Tivey has focused on phenomenological experiences since he first began making art in the late 1960s, pursuing, in his words, ‘’the concrete experience of light as well as the emotional and theoretical implications it holds for the human experience.’’1 Tivey’s ability to create paintings, sculptures and installations that investigate perceptual phenomena is due to his deep technical and spiritual expertise.

Tivey’s technical expertise stemmed from his father, who was a physicist, and his undergraduate and graduate studies at Pomona College. With a scholarship from Lockheed Aircraft, he entered Pomona College in 1965 as a physics major, later changing his major to math and then again to art in his final year prior to graduate school. All three disciplines played major roles in the creation of the light-based art that the artist would spend the next fifty years developing, an art practice that required advanced knowledge of mathematics and spatial relationships. His passions and skills were further nurtured in Southern California by a pivotal relationship with James Turrell. Tivey met Turrell in 1971 at Pomona and together they would co-create several important works together. Tivey also served as a teaching assistant to Turrell at Claremont Graduate School (now Claremont Graduate University).

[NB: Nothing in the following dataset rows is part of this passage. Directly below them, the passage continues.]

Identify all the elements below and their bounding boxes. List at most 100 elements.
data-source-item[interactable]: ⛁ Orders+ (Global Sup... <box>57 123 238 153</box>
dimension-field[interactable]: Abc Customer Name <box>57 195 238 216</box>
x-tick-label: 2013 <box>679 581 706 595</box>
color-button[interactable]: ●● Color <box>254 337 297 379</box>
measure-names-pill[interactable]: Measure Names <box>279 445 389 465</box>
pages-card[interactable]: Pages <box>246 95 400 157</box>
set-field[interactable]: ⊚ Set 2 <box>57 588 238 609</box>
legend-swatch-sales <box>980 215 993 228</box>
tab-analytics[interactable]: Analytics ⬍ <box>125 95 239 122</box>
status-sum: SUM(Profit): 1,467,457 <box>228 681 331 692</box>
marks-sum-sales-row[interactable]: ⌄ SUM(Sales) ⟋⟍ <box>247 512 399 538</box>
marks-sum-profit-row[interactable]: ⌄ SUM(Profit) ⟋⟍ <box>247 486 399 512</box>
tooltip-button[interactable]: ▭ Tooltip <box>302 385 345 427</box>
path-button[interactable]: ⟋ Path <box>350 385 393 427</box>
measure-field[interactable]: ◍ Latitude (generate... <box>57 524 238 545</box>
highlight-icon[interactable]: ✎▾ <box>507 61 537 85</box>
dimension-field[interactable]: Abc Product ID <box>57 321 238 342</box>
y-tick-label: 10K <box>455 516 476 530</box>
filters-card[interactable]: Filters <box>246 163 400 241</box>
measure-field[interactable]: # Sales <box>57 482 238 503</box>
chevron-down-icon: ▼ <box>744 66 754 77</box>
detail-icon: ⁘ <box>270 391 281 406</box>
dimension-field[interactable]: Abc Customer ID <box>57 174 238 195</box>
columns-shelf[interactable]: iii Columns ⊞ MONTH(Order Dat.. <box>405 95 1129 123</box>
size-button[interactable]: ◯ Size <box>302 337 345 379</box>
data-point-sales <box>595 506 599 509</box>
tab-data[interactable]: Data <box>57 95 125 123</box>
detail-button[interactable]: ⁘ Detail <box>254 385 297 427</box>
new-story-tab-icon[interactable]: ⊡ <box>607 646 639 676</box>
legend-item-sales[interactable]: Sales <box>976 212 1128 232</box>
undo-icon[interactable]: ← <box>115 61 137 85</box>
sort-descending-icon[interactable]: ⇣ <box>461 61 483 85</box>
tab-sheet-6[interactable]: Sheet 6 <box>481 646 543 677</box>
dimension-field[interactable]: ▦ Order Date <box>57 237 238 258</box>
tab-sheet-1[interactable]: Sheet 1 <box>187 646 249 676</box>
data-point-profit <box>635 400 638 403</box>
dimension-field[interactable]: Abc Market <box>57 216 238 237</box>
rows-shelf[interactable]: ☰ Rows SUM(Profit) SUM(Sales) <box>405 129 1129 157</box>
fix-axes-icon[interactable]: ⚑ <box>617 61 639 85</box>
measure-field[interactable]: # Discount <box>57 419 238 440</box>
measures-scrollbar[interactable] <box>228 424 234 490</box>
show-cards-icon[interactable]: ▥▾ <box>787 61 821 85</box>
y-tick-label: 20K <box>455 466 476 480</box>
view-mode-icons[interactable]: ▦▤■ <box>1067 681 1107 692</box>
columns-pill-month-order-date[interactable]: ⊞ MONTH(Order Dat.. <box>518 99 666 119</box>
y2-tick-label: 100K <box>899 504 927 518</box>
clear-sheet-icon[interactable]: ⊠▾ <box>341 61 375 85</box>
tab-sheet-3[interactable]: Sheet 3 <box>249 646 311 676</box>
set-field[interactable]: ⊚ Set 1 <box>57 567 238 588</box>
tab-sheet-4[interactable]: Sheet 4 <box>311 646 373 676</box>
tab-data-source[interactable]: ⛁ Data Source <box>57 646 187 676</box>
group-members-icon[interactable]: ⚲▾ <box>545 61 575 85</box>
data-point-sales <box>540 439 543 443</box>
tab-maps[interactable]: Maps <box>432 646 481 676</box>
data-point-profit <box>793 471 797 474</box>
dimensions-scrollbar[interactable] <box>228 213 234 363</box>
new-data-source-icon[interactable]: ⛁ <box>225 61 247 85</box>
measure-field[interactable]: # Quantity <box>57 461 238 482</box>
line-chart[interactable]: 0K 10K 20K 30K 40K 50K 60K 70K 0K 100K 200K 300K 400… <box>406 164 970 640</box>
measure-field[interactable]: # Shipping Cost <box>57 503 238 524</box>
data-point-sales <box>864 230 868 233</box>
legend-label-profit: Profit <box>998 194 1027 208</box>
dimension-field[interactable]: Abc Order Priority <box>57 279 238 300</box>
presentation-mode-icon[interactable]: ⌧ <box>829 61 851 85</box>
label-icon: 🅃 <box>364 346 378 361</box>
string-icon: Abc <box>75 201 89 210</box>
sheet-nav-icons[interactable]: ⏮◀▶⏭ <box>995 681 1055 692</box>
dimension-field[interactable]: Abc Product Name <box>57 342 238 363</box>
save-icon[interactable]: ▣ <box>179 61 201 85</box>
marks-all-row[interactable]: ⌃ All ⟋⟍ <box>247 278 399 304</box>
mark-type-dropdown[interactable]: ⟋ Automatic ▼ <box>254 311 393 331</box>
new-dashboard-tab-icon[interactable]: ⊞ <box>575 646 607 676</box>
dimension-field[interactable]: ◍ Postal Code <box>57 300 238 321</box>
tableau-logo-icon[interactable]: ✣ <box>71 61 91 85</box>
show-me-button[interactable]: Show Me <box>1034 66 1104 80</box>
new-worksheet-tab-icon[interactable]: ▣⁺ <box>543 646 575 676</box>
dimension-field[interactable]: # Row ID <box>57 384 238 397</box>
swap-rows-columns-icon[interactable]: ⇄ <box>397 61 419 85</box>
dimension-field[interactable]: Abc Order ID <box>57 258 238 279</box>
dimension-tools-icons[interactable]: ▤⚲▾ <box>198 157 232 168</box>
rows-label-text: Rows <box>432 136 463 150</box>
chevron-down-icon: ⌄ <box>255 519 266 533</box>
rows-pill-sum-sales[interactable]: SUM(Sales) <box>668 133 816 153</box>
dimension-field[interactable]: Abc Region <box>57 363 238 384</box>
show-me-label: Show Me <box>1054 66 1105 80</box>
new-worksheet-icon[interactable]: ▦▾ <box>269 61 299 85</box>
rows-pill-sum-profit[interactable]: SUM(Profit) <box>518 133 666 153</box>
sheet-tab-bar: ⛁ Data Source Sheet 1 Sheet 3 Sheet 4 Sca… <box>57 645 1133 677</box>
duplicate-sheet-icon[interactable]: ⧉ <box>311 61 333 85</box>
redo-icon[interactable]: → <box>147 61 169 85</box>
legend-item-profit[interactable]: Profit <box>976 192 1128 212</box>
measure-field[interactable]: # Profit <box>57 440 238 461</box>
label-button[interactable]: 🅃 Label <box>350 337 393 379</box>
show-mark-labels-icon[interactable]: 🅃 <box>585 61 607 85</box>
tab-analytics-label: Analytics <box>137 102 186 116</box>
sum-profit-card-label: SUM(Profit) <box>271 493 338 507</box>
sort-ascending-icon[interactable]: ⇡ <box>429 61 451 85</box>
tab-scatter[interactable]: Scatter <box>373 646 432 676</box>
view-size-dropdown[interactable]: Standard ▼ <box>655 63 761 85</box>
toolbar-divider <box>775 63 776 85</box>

The artist’s spiritual awakening began in 1967 when he first began practicing Rinzai Zen.3 In 1974, after creating several groundbreaking ganzfeld installation works in Los Angeles, Tivey sold his truck and bought a one-way ticket to Japan to train as a monk at Hofuku-ji Zen monastery. Zen values of simplicity, tranquility and grace are present in Tivey’s early works and have been a consistent theme in his art, appearing too in the works presented in this exhibition.

Hap Tivey (b.1947, Portland, OR; lives and works in Brooklyn and Freehold, New York) holds a BFA from Pomona College, Claremont, CA and two graduate degrees from Claremont Graduate School (now Claremont Graduate University), Claremont, CA. He has exhibited in the United States and internationally for over fifty years. Hap Tivey’s work is in the permanent collections of Buffalo AKG Art Museum, Buffalo, NY; Chase Manhattan Collection, New York, NY; Guggenheim Museum, New York, NY; Menil Collection, Houston, TX; The Museum of Modern Art, New York, NY; Pomona College, Claremont, CA; Portland Museum of Art, Portland, OR; University of California at Irvine, CA University of California at Riverside, CA; and University of California at Santa Barbara, CA, among others. Tivey was privately commissioned by the leading collectors of the 20th Century, including Christophe de Menil, Giuseppe Panza, and Claude Picasso.